NewsRepublik.com, Internasional – Pemerintah Kamboja menyambut kepulangan dua personel militernya yang sebelumnya ditahan oleh tentara Thailand, Jumat (1/8/2025), meski kedua negara telah menyepakati gencatan senjata untuk mengakhiri lima hari bentrokan bersenjata akibat sengketa wilayah perbatasan.
Sementara itu, 18 prajurit Kamboja lainnya masih berada dalam tahanan otoritas Thailand usai ditangkap pada Selasa (29/7), di kawasan sengketa yang menjadi titik pertempuran. Kedua negara memberikan keterangan berbeda terkait insiden penangkapan tersebut.
Pejabat Kamboja menyebut, tentara mereka mendekati posisi militer Thailand dengan itikad baik untuk menyampaikan salam pasca-konflik. Namun, otoritas Thailand menilai langkah itu sebagai tindakan provokatif karena dilakukan di wilayah yang diklaim sebagai bagian dari kedaulatan Thailand, sehingga para tentara ditahan.
Juru Bicara Kementerian Pertahanan Kamboja, Maly Socheata, membenarkan bahwa dua personel yang terluka telah dipulangkan melalui pos perbatasan antara Provinsi Surin (Thailand) dan Oddar Meanchey (Kamboja). Ia mendesak Thailand agar segera memulangkan sisa personel lainnya dengan mengedepankan prinsip hukum humaniter internasional.

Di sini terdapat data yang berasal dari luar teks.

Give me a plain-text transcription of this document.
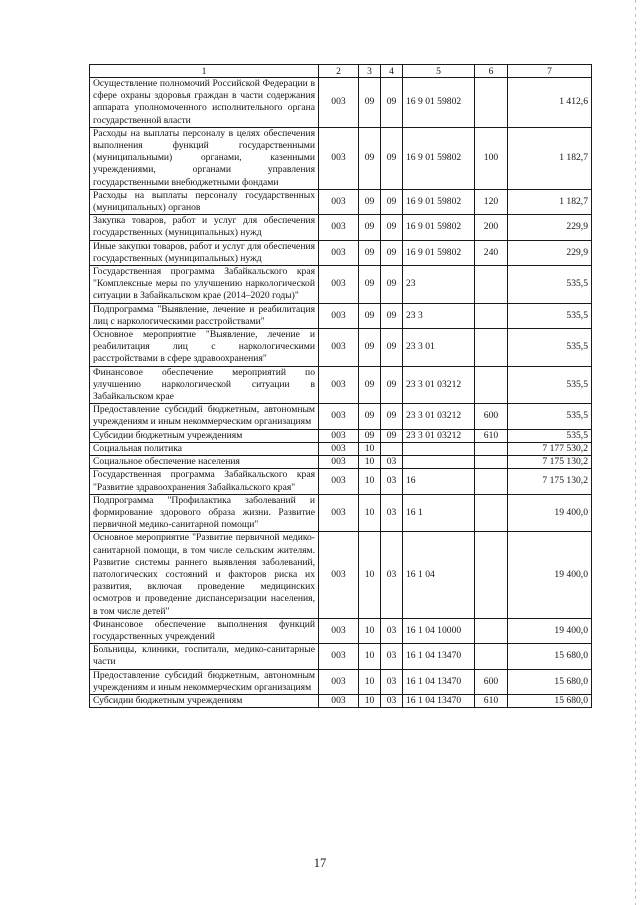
1	2	3	4	5	6	7
Осуществление полномочий Российской Федерации в сфере охраны здоровья граждан в части содержания аппарата уполномоченного исполнительного органа государственной власти	003	09	09	16 9 01 59802		1 412,6
Расходы на выплаты персоналу в целях обеспечения выполнения функций государственными (муниципальными) органами, казенными учреждениями, органами управления государственными внебюджетными фондами	003	09	09	16 9 01 59802	100	1 182,7
Расходы на выплаты персоналу государственных (муниципальных) органов	003	09	09	16 9 01 59802	120	1 182,7
Закупка товаров, работ и услуг для обеспечения государственных (муниципальных) нужд	003	09	09	16 9 01 59802	200	229,9
Иные закупки товаров, работ и услуг для обеспечения государственных (муниципальных) нужд	003	09	09	16 9 01 59802	240	229,9
Государственная программа Забайкальского края "Комплексные меры по улучшению наркологической ситуации в Забайкальском крае (2014–2020 годы)"	003	09	09	23		535,5
Подпрограмма "Выявление, лечение и реабилитация лиц с наркологическими расстройствами"	003	09	09	23 3		535,5
Основное мероприятие "Выявление, лечение и реабилитация лиц с наркологическими расстройствами в сфере здравоохранения"	003	09	09	23 3 01		535,5
Финансовое обеспечение мероприятий по улучшению наркологической ситуации в Забайкальском крае	003	09	09	23 3 01 03212		535,5
Предоставление субсидий бюджетным, автономным учреждениям и иным некоммерческим организациям	003	09	09	23 3 01 03212	600	535,5
Субсидии бюджетным учреждениям	003	09	09	23 3 01 03212	610	535,5
Социальная политика	003	10				7 177 530,2
Социальное обеспечение населения	003	10	03			7 175 130,2
Государственная программа Забайкальского края "Развитие здравоохранения Забайкальского края"	003	10	03	16		7 175 130,2
Подпрограмма "Профилактика заболеваний и формирование здорового образа жизни. Развитие первичной медико-санитарной помощи"	003	10	03	16 1		19 400,0
Основное мероприятие "Развитие первичной медико-санитарной помощи, в том числе сельским жителям. Развитие системы раннего выявления заболеваний, патологических состояний и факторов риска их развития, включая проведение медицинских осмотров и проведение диспансеризации населения, в том числе детей"	003	10	03	16 1 04		19 400,0
Финансовое обеспечение выполнения функций государственных учреждений	003	10	03	16 1 04 10000		19 400,0
Больницы, клиники, госпитали, медико-санитарные части	003	10	03	16 1 04 13470		15 680,0
Предоставление субсидий бюджетным, автономным учреждениям и иным некоммерческим организациям	003	10	03	16 1 04 13470	600	15 680,0
Субсидии бюджетным учреждениям	003	10	03	16 1 04 13470	610	15 680,0
17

Pemerintah Thailand menyatakan proses hukum telah dilakukan sesuai prosedur internasional dan menegaskan 18 tentara yang masih ditahan akan tetap menjalani penyelidikan.
Dalam pernyataan resmi yang dirilis Komando Angkatan Darat Wilayah ke-2 Thailand, dua prajurit yang dipulangkan diidentifikasi sebagai seorang sersan dengan luka di pinggul dan patah tulang lengan, serta seorang letnan dua yang mengalami kelelahan usai bertempur. Keduanya disebut telah bersumpah untuk tidak terlibat kembali dalam aksi permusuhan terhadap Thailand.
Hingga saat ini, baik dua prajurit yang telah dipulangkan maupun 18 lainnya yang masih ditahan belum dapat diakses oleh pihak ketiga yang netral.
Kamboja Kirim Surat ke PBB

Komite Hak Asasi Manusia Kamboja, lembaga resmi pemerintah, melayangkan surat kepada Komisaris Tinggi PBB untuk Hak Asasi Manusia, yang berisi tuduhan bahwa dua prajuritnya yang ditahan oleh militer Thailand telah mengalami penyiksaan dan tidak mendapatkan perawatan medis yang layak.
Surat tersebut, meski tidak disertai bukti pendukung, menyerukan investigasi independen dan tidak memihak oleh PBB atau lembaga internasional terkait guna menyelidiki dugaan pelanggaran tersebut.
Sementara itu, suasana di perbatasan menunjukkan tanda-tanda mereda. Pada Jumat, kedua negara menggelar kunjungan bersama ke bekas wilayah konflik untuk para diplomat asing dan pemantau internasional, dengan saling menyoroti kerusakan yang diklaim disebabkan oleh pihak lawan.
Dalam bentrokan bersenjata yang berlangsung selama lima hari sejak 24 Juli, tercatat sedikitnya 43 korban jiwa. Sebanyak 30 korban berasal dari pihak Thailand, terdiri dari 15 personel militer dan 15 warga sipil, sementara Kamboja kehilangan lima prajurit dan delapan warga sipil.
Konflik bersenjata tersebut melibatkan pasukan infanteri, tembakan artileri berat, roket yang diluncurkan dari kendaraan oleh militer Kamboja, serta serangan udara balasan dari Thailand. Berdasarkan data resmi dari kedua negara dan pengakuan lembaga internasional, lebih dari 260.000 warga terpaksa mengungsi.
Sebagai bagian dari kesepakatan gencatan senjata, delegasi militer kedua negara dijadwalkan bertemu di Malaysia pekan depan untuk membahas langkah-langkah teknis guna mencegah eskalasi di masa mendatang. Namun, pertemuan tersebut tidak akan membahas isu klaim wilayah yang selama ini menjadi akar ketegangan bilateral.